We put the 4.2 TDI through its paces on our test route and managed 26.3mpg overall, which is likely to be representative of what can be expected over a tankful of varied driving conditions and about 10mpg shy of Audi’s claimed average. We'd expect that sort of margin from the official economy figures to be true across all engine configurations.

Keep your fingers away from the options list if you don’t want to get them burned; our test car came with £23,445 of goodies

Depreciation is never kind to this class of car. However, the Audi A8 is forecast to be hit harder than its immediate rivals. In its first year alone, a 4.2 TDI SE Exec will lose a shocking 51 percent of its list price. That’s better than any of the petrol cars, but the smaller diesel will fare much better. It should also improve your economy by around 6mpg, while emissions are usefully lower at 174g/km for the short-wheelbase car.


4 star Audi A8

Audi has achieved many things with this broadly impressive new A8. In every configuration it is quick, conspicuously well built, handsome, clever and quiet. It now competes at the highest level, even if Jaguar has taken a slightly different route and Mercedes-Benz and BMW have decided to lift the bar higher once again.

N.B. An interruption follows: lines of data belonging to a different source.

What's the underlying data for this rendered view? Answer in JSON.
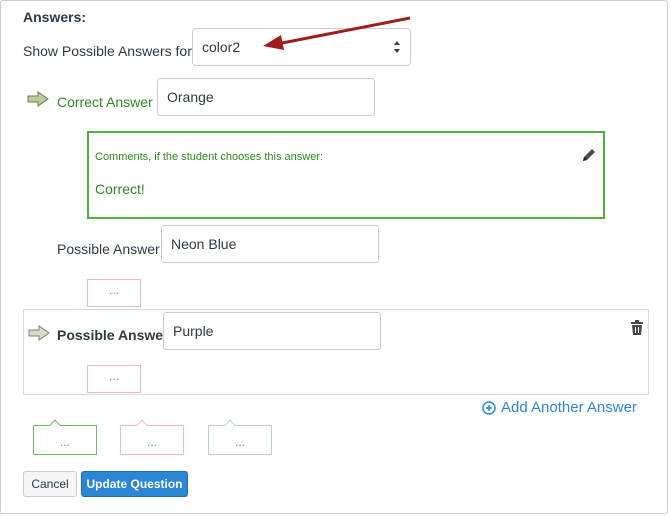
{
  "answers": {
    "section_title": "Answers:",
    "show_label": "Show Possible Answers for",
    "selected_variable": "color2"
  },
  "correct": {
    "label": "Correct Answer",
    "value": "Orange",
    "comment_header": "Comments, if the student chooses this answer:",
    "comment_text": "Correct!"
  },
  "possible": [
    {
      "label": "Possible Answer",
      "value": "Neon Blue",
      "comment_placeholder": "..."
    },
    {
      "label": "Possible Answer",
      "value": "Purple",
      "comment_placeholder": "..."
    }
  ],
  "add_answer_label": "Add Another Answer",
  "general_comments": [
    "...",
    "...",
    "..."
  ],
  "buttons": {
    "cancel": "Cancel",
    "update": "Update Question"
  },
  "colors": {
    "correct_green": "#4db33d",
    "link_blue": "#2b86d4",
    "arrow_red": "#a11d1d"
  }
}
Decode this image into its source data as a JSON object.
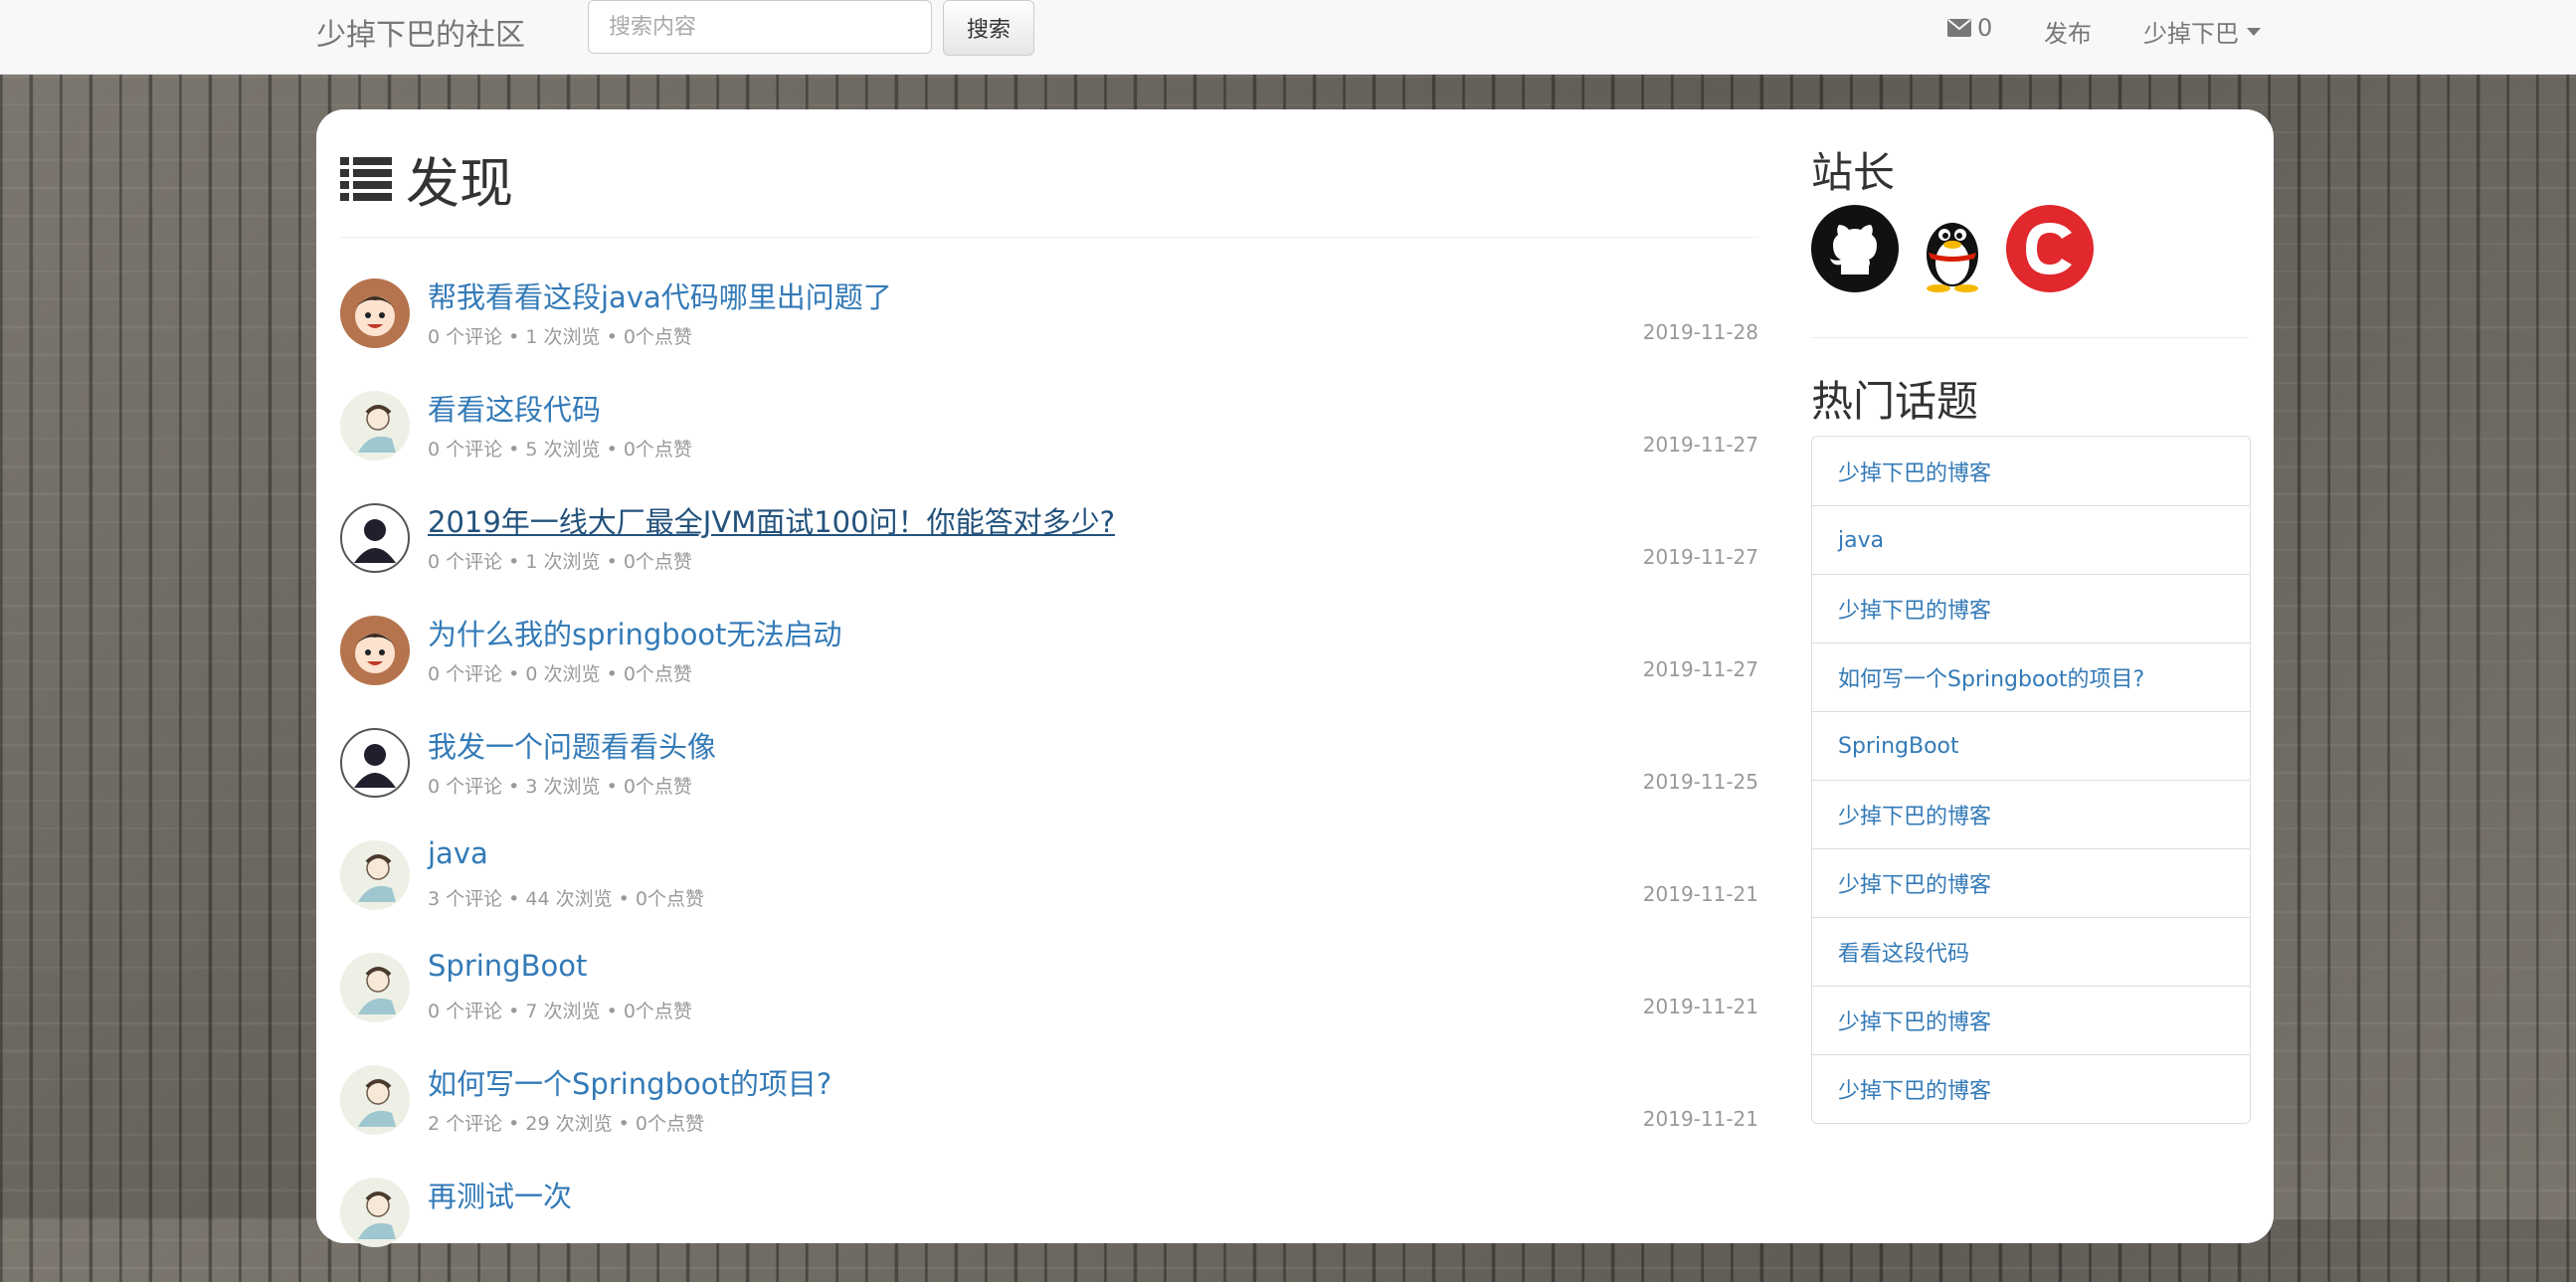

But so, too, is the Audi flawed. Our issues with its ride quality might be resolved by choosing standard suspension and wheels, but the lack of rear room can be fixed only by the purchase of a long-wheelbase version. We’d also have liked a bit more attention paid to how the car feels in the driver’s hands rather than seeing just how quickly it can get down a given stretch of road.

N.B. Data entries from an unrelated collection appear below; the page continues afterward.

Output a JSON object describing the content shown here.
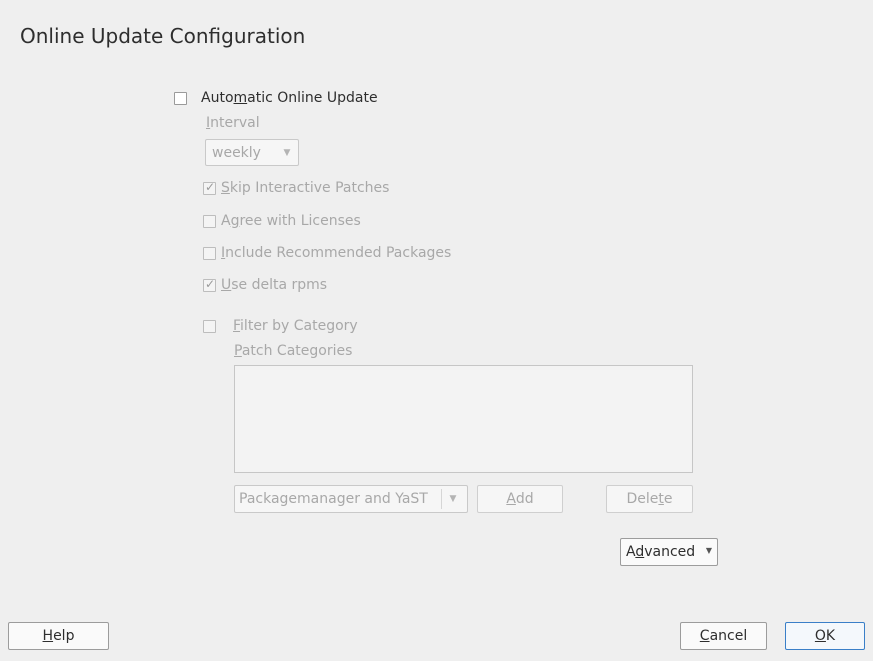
{
  "dialog": {
    "title": "Online Update Configuration"
  },
  "auto_update": {
    "label_pre": "Auto",
    "label_ul": "m",
    "label_post": "atic Online Update",
    "checked": false
  },
  "interval": {
    "label_ul": "I",
    "label_post": "nterval",
    "value": "weekly"
  },
  "options": [
    {
      "ul": "S",
      "rest": "kip Interactive Patches",
      "checked": true,
      "check_mark": "✓"
    },
    {
      "pre": "A",
      "ul": "g",
      "rest": "ree with Licenses",
      "checked": false
    },
    {
      "ul": "I",
      "rest": "nclude Recommended Packages",
      "checked": false
    },
    {
      "ul": "U",
      "rest": "se delta rpms",
      "checked": true,
      "check_mark": "✓"
    }
  ],
  "filter": {
    "ul": "F",
    "rest": "ilter by Category",
    "checked": false
  },
  "patch_categories": {
    "ul": "P",
    "rest": "atch Categories",
    "items": []
  },
  "category_combo": {
    "value": "Packagemanager and YaST"
  },
  "buttons": {
    "add": {
      "ul": "A",
      "rest": "dd"
    },
    "delete": {
      "pre": "Dele",
      "ul": "t",
      "rest": "e"
    },
    "advanced": {
      "pre": "A",
      "ul": "d",
      "rest": "vanced"
    },
    "help": {
      "ul": "H",
      "rest": "elp"
    },
    "cancel": {
      "ul": "C",
      "rest": "ancel"
    },
    "ok": {
      "ul": "O",
      "rest": "K"
    }
  },
  "icons": {
    "dropdown": "chevron-down-icon"
  },
  "colors": {
    "default_button_border": "#3a7fc8",
    "disabled_text": "#a8a8a8",
    "background": "#efefef"
  }
}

Its a shame the A8 doesn't move the game on, but there's still much to like

Much as the Audi cabin is a supreme example of craftsmanship, style-wise it leaves us a little cold, while the sheer number of controls to fathom is hardly the work of ergonomic genius. It’s impressive from the back seat, but the driver won’t enjoy it as much as in a Mercedes-Benz S-Class or 7 Series.

The Audi is marginally cheaper than an Mercedes-Benz S-Class, while there’s a much broader choice of engines. However, the Audi will also depreciate faster than its rivals, something that only time in this class will help cure; Audi is a relatively new player in the luxury field.

Overall, though, the A8 is a welcome player in the class — flawed, sure, but hugely capable, innovative and, once you’ve figured out how it all works, easy to live with. It’s not going to bust the class apart, as Audi might have hoped, but anyone in line for the keys to an A8 will surely be delighted by the prospect, especially if the S8 is factored into their thinking.